Apports asiatiques et lumières de l’évangile
Le déroulement de la session permit d’abord de se familiariser davantage avec certaines dimensions de ces apports asiatiques : l’apprentissage d’un art martial enseigne-t-il à gérer ses pulsions et canaliser la violence ? comment les formes de méditation caractéristiques du bouddhisme Theravâda ou Zen associent-elles non-attachement et développement de la conscience vigilante ? les traditions tantriques permettent-elles à la fois d’éveiller les énergies et de les maîtriser ? quel est l’apport propre des voies de la dévotion confiante (bhakti) ? Et, de manière transversale, quel regard la psychanalyse porte-t-elle sur les énergies de mort et les énergies de vie à l’œuvre en chacun de nous ?
La rencontre de ces traditions venues de l’Orient renvoie les chrétiens à leurs propres ressources : ce fut l’occasion d’un regard renouvelé sur les textes de sagesse de la Bible ainsi que d’une méditation, inspirée de Pères de l’Eglise, sur le thème du Christ danseur. Enfin, deux conférenciers orthodoxes proposèrent, dans la lumière de la Transfiguration, une réflexion théologique et spirituelle sur les énergies divines incréées et sur la manière dont les chrétiens peuvent déployer dans la société la dynamique d’énergies de résurrection.

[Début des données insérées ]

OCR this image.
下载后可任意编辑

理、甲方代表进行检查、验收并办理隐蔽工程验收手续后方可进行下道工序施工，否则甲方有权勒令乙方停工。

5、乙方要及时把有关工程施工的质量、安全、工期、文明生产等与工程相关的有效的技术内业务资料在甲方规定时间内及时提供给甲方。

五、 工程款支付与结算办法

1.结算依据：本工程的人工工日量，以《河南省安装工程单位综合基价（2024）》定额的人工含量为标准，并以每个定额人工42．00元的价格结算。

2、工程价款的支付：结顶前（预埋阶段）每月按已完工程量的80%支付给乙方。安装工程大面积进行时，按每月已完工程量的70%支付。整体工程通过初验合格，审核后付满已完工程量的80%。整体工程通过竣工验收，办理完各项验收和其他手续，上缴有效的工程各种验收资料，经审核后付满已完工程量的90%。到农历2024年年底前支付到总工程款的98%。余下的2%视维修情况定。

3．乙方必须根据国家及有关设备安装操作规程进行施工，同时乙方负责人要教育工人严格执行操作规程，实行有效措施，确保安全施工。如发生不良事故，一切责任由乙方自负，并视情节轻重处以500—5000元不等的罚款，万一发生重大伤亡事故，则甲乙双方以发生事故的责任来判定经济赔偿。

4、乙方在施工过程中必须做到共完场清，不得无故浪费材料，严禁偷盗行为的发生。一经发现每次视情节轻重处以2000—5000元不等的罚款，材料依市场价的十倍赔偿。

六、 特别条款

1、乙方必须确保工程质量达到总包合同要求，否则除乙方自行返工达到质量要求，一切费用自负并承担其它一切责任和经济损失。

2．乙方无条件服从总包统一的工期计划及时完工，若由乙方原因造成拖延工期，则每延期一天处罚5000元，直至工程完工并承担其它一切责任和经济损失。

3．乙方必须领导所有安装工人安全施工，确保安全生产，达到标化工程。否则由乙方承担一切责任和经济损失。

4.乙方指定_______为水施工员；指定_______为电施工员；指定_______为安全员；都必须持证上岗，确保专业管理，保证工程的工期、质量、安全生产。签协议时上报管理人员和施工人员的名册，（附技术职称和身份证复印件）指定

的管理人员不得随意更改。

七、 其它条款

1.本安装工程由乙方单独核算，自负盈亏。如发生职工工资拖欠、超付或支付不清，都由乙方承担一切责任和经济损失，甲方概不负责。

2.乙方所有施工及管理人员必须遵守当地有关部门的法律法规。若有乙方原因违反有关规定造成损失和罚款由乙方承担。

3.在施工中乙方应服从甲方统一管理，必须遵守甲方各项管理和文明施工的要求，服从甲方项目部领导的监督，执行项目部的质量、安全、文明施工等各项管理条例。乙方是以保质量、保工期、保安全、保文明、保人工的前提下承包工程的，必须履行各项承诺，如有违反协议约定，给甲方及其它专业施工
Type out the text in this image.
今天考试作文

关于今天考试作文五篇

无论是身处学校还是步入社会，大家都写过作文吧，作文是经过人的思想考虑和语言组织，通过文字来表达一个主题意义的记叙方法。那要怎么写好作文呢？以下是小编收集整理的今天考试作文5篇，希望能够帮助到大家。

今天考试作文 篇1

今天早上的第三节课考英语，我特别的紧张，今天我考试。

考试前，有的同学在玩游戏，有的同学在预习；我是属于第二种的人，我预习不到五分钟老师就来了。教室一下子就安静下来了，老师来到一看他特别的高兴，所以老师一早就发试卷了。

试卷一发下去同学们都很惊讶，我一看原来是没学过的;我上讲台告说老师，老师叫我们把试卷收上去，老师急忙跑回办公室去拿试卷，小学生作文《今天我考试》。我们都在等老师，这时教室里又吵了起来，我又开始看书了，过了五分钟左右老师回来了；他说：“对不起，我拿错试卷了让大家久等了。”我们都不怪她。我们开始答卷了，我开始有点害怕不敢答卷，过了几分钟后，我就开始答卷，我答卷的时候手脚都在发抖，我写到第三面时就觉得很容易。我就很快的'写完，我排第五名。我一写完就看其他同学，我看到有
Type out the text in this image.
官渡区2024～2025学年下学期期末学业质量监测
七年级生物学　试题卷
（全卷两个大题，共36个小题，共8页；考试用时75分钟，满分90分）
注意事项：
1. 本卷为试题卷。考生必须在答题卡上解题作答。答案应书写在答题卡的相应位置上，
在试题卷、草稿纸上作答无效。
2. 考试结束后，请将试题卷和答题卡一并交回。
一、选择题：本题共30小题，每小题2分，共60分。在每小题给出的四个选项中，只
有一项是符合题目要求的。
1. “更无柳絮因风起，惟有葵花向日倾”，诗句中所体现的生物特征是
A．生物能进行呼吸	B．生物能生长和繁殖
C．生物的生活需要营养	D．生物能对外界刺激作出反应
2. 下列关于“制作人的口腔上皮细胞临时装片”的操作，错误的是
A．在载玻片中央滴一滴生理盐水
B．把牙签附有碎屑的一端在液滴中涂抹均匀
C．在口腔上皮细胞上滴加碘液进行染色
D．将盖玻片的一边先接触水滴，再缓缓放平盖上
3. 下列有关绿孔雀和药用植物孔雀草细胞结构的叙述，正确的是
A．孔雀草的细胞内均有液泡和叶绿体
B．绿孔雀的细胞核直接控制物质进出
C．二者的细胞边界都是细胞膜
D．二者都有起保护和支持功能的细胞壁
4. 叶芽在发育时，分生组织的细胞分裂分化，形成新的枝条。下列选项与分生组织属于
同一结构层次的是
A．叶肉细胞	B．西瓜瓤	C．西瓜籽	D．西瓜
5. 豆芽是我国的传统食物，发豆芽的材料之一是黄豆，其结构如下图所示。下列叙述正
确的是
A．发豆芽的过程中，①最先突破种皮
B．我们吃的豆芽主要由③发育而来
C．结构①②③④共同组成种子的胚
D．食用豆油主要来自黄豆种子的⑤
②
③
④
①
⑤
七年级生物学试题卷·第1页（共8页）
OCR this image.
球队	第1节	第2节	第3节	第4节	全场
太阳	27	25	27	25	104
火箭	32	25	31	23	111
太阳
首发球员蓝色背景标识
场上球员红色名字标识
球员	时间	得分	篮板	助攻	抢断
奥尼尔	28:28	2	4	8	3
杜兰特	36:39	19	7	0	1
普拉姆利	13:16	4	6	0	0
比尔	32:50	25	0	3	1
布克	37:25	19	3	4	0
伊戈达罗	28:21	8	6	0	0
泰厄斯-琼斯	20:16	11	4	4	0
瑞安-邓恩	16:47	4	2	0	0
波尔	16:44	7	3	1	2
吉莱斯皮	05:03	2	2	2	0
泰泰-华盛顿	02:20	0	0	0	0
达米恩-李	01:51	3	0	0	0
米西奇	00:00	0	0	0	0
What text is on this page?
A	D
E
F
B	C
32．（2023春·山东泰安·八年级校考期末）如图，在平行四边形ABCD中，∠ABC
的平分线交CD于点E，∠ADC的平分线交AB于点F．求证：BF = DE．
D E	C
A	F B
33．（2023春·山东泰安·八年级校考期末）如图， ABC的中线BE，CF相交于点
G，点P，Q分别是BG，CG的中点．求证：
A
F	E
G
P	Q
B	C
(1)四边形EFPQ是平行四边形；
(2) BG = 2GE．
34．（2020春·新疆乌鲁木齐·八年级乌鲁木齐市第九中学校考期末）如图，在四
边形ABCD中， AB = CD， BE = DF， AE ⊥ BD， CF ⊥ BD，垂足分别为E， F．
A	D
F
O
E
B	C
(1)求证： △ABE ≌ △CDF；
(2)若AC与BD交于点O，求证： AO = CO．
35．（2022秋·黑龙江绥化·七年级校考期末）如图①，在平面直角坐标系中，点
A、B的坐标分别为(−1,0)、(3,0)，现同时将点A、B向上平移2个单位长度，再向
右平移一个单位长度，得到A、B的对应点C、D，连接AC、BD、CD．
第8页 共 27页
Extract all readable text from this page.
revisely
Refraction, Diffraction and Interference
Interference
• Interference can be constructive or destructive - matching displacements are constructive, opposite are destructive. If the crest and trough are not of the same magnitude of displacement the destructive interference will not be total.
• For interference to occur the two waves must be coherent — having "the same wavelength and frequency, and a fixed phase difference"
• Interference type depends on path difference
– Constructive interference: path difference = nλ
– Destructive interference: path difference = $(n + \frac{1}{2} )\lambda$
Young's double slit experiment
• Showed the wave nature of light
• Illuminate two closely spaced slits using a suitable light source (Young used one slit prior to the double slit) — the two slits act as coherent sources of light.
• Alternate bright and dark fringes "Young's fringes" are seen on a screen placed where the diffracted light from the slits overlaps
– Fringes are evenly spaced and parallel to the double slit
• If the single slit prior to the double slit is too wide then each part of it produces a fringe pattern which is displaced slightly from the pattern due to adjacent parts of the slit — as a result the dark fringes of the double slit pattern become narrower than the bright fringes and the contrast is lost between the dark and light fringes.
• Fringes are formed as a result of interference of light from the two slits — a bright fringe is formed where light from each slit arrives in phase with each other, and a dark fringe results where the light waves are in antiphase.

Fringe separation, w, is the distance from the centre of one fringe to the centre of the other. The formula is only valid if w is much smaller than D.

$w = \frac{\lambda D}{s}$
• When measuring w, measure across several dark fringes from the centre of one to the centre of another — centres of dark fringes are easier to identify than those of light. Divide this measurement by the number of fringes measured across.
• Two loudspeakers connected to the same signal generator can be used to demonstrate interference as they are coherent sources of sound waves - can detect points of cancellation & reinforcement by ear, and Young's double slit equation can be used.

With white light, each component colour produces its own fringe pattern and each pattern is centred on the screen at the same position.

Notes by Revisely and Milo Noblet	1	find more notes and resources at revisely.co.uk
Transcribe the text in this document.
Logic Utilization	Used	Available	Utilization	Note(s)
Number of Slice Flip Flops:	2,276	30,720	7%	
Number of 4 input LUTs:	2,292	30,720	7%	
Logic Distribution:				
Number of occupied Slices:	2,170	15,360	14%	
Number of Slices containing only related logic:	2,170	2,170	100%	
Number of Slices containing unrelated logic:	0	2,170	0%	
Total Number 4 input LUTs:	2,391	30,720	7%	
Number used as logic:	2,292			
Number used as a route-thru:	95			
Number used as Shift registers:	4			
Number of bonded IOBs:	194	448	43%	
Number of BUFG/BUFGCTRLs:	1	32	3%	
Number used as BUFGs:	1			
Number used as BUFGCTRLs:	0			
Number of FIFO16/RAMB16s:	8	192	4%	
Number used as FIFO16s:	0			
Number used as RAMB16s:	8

Un réseau de partage et de réflexion
Des échanges en petits groupes, des ateliers autour d’expériences particulièrees ainsi que des temps de méditation silencieuse ou de célébration permirent d’approfondir la réflexion et d’intérioriser la démarche. Ce fut aussi l’occasion de retrouvailles ou de rencontres nouvelles : ainsi se construit patiemment, dans un esprit de dialogue et de partage d’expériences, un réseau informel de chrétiens européens soucieux de vivre et de réfléchir la rencontre entre l’évangile et les patrimoines spirituels originaires de l’Asie.